Redacción: Vitor Blanco
El pasado jueves 3 de marzo ardió La Latina, o por lo menos sacudió todo este barrio madrileño de moda un terremoto con epicentro en la Sala Shoko. Las causantes, solo ocho canciones. Pocas para un concierto corriente, muchas para lo que nos tienen acostumbrados los americanos Deafheaven.
Fuero solo ocho canciones, sí, pero fueron casi hora y media de concierto. Ocho simples (por número, nunca por calidad) temas de más de diez minutos cada uno, donde, al igual que en sus álbumes, parecen converger cortes diferentes, canciones múltiples, pero que consiguen en esa fusión resultados extraordinariamente increíbles. La acertadísima combinación de black metal y shoegaze con la que ya llevan algunos años (y tres larga duración) sorprendiéndonos.

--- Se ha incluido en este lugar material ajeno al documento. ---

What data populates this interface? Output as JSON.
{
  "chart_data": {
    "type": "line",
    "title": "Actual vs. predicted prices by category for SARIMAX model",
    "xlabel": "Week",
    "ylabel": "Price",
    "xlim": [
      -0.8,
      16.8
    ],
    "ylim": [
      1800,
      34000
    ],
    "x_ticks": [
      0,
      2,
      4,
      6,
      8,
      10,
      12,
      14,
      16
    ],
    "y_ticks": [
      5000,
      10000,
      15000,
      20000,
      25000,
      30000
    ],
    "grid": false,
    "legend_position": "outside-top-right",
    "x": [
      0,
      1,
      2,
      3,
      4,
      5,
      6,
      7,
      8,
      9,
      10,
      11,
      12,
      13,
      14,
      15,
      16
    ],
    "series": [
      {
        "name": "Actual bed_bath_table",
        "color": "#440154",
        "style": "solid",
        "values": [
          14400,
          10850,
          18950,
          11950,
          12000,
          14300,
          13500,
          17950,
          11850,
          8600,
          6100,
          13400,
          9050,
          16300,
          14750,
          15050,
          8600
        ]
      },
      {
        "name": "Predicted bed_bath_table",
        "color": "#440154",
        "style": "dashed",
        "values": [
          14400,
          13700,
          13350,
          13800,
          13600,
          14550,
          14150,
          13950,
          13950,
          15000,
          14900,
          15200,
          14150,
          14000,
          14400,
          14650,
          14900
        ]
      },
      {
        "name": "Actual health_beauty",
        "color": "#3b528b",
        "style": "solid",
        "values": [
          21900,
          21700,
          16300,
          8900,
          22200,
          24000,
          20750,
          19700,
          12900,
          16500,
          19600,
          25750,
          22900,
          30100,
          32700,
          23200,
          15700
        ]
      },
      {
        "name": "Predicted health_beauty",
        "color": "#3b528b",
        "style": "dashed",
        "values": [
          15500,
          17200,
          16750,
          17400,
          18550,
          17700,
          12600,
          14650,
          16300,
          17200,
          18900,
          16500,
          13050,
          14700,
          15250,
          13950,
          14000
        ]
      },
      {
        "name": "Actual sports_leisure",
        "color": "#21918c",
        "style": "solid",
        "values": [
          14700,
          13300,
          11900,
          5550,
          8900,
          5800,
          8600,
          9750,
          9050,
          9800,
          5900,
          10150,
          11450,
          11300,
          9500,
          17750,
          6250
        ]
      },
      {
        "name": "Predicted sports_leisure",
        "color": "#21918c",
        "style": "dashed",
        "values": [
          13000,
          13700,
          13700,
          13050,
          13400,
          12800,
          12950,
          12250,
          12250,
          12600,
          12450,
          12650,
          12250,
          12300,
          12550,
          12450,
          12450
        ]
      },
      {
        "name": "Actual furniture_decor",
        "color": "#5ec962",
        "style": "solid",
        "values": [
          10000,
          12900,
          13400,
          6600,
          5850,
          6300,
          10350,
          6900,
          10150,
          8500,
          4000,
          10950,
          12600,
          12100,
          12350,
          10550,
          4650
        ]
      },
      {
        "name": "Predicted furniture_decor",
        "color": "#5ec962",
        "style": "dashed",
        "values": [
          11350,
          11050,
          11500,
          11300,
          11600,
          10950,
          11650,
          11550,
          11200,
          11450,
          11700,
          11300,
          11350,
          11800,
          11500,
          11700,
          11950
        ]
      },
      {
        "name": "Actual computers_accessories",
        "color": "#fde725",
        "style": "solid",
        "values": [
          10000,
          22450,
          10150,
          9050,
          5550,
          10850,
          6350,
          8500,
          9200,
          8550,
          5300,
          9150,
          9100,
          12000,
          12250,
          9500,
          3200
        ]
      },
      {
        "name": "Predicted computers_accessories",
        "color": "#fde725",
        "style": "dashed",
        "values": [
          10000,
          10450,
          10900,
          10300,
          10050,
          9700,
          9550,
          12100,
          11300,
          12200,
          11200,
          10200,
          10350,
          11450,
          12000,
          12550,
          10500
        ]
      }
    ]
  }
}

Tampoco vinieron solos, los nórdicos (cómo no) Myrkur abrieron el apetito ocupando la posición de teloneros. Más dramáticos, más folclóricos también, me atrevería a decir. Pero igual de arrolladores, igual de rabiosos. Y si es que a Deafheaven le han llovido críticas por un sonido por momentos más amable, descalificaciones y alguna que otra etiqueta con intención despectiva (¿quién no ha oído que son el “black metal para hipsters”?); la voz de la cantante de Myrkur (a veces melódica, a veces puro death – growl) vino a confirmar que combinar calma y tormenta nunca supondrá traicionar al heavy metal más extremo.

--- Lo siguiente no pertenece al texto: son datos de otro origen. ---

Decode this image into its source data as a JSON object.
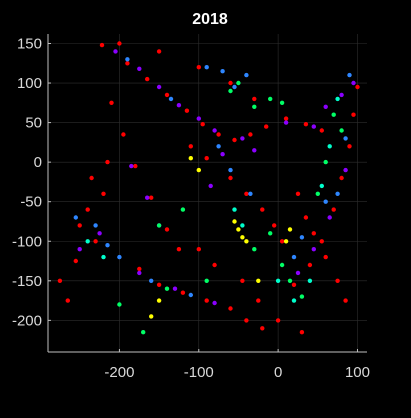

Para presentarse al público Deafheaven eligió un comienzo arrasador. Durante los primeros segundos de Brought to the Water uno se pregunta dónde está esa amabilidad de la que se les acusa. Si bien Baby Blue habría sido, a mi parecer, el mejor comienzo para el concierto, enlazando su calma inicial con el intimismo con el que había terminado su actuación la telonera; no hay duda de que Brought to the water estaba ahí para dejar las cosas claras. Aunque la voz necesitará unos minutos para encontrar su sitio y consolidarse casi como un instrumento más donde la literatura queda relegada a la rabia absoluta y aniquiladora. Como debe ser el death – growl.
Le siguieron los otros grandes temas de su último álbum, New Bermuda, calcando no solo el sonido, sino también el orden. Luna, en segundo lugar, puso a la sala en pie y continuó la línea creciente de su predecesora. Caos que anticipa más caos. Más caos antes de un oasis de falsa tranquilidad.
Porque por fortuna, sonó Baby Blue. Ese tema que, coincidiendo con la salida de New Bermuda consideramos el mejor corte del álbum. Y digo por fortuna, porque desde muchos lugares nos llegaban rumores (más desoladores que su música) sobre una posible exclusión de este himno del black metal de la setlist de la noche. Pero sonó para delicias de nuestros oídos. Y sonó además como debía de sonar: meditada y contenida en gran parte (incluso repetitiva), violenta, agresiva e incomprensible en su otra mitad.
El resto de temas continuaron este esquema, las tormentas bélicas de sonidos que dan paso a melodías calmadas de paisajes devastados. Interrumpieron el desarrollo natural de su último álbum con From the Kettle Onto the Coil, un single de 2014 que nunca se añadió a ningún disco y que sorprendió a más de uno. Para luego continuar con Come Back y Gifts to the Earth. Creando una estructura que, como en el álbum, decrece del hardcore y metal más extremo a mayores dosis de shoegaze. Sin obviar los altibajos entre ambos polos, de los que nunca se desprenden en ningún tema.
Para su retorno al escenario reservaron dos grandes canciones de su pasado, de aquel Sunbather que les coronó en 2013. Las elegidas fueron, perdón por la redundancia, Sunbather y Dream House. Más agresivas que el álbum, aunque parezca imposible. Cerrando un ciclo circular que comenzó violentísimamente agresivo y terminó de la misma manera. Todo lo que pedía un público más que entregado.
Mientras abandonaban el escenario, por toda la sala pudo oírse ese interludio apaciguador que es Irresistible. Como si los americanos quisieran apagar el cóctel molotov que habían encendido. Más bien sirvió para que nos diéramos cuenta de cómo Deafheaven habían podido manipular nuestra rabia, y de cómo seguían haciéndolo incluso fuera del escenario. El concierto del viernes fue un espectáculo de marionetas.
Su extenso repertorio, la actitud desenfrenada de su frontman George Clarke y su capacidad física para tocar ocho veces diez minutos de puro frenesí violento, convencieron. Y es que de lo que no hay duda es que la Shoko fue el escenario donde Deafheaven superaron expectativas, callaron descalificaciones y confirmaron lo que ya nos habíamos aventurado a considerar con la publicación de su último álbum: son protagonistas del black metal actual.